Sure, CUDA has a lot of highly optimized utilities baked-in (CUDNN and the likes...

Sure, CUDA has a lot of highly optimized utilities baked-in (CUDNN and the likes) and maybe more importantly, implementors have a lot of experience with it but afaict everyone is working on their own HAL/compiler and not using CUDA directly to implement the actual models. It's part of the HAL/framework. You can probably port any of these frameworks to a new hardware platform with a few man-years worth of work imo if you can spare the manpower.

I think nobody had the time to port any of these architectures away from CUDA because: * the leaders want to maintain their lead and everyone needs to catch up asap so no time to waste, * and progress was _super_ fast so doubly no time to waste, * there was/is plenty of money that buys some perceived value in maintaining the lead or catching up.

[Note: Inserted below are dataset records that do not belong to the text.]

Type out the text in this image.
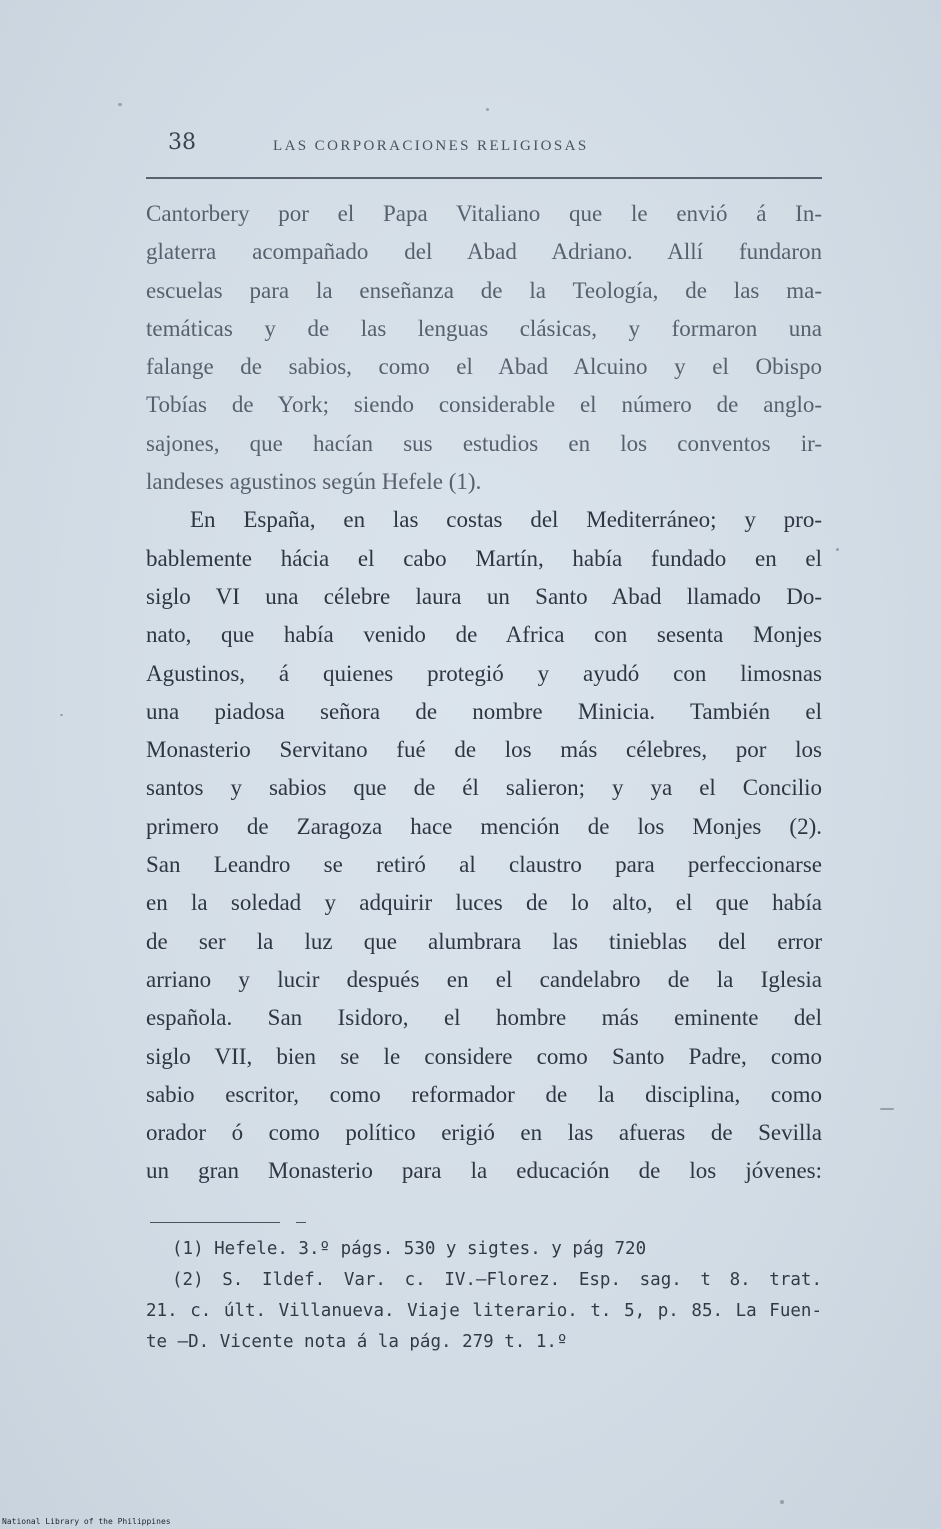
38	LAS CORPORACIONES RELIGIOSAS
Cantorbery por el Papa Vitaliano que le envió á In-
glaterra acompañado del Abad Adriano. Allí fundaron
escuelas para la enseñanza de la Teología, de las ma-
temáticas y de las lenguas clásicas, y formaron una
falange de sabios, como el Abad Alcuino y el Obispo
Tobías de York; siendo considerable el número de anglo-
sajones, que hacían sus estudios en los conventos ir-
landeses agustinos según Hefele (1).
En España, en las costas del Mediterráneo; y pro-
bablemente hácia el cabo Martín, había fundado en el
siglo VI una célebre laura un Santo Abad llamado Do-
nato, que había venido de Africa con sesenta Monjes
Agustinos, á quienes protegió y ayudó con limosnas
una piadosa señora de nombre Minicia. También el
Monasterio Servitano fué de los más célebres, por los
santos y sabios que de él salieron; y ya el Concilio
primero de Zaragoza hace mención de los Monjes (2).
San Leandro se retiró al claustro para perfeccionarse
en la soledad y adquirir luces de lo alto, el que había
de ser la luz que alumbrara las tinieblas del error
arriano y lucir después en el candelabro de la Iglesia
española. San Isidoro, el hombre más eminente del
siglo VII, bien se le considere como Santo Padre, como
sabio escritor, como reformador de la disciplina, como
orador ó como político erigió en las afueras de Sevilla
un gran Monasterio para la educación de los jóvenes:
(1) Hefele. 3.º págs. 530 y sigtes. y pág 720
(2) S. Ildef. Var. c. IV.—Florez. Esp. sag. t 8. trat.
21. c. últ. Villanueva. Viaje literario. t. 5, p. 85. La Fuen-
te —D. Vicente nota á la pág. 279 t. 1.º
National Library of the Philippines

But imo: 1. progress has slowed a bit, maybe there's time to explore alternatives, 2. nvidia GPUs are pretty hard to come by, switching vendors may actually be a competitive advantage (if performance/price pans out and you can actually buy the hardware now as opposed to later).

In terms of ML "compilers"/frameworks, afaik there's:

* Google JAX/Tensorflow XLA/MLIR, * OpenAI Triton, * Meta Glow, * Apple PyTorch+Metal fork.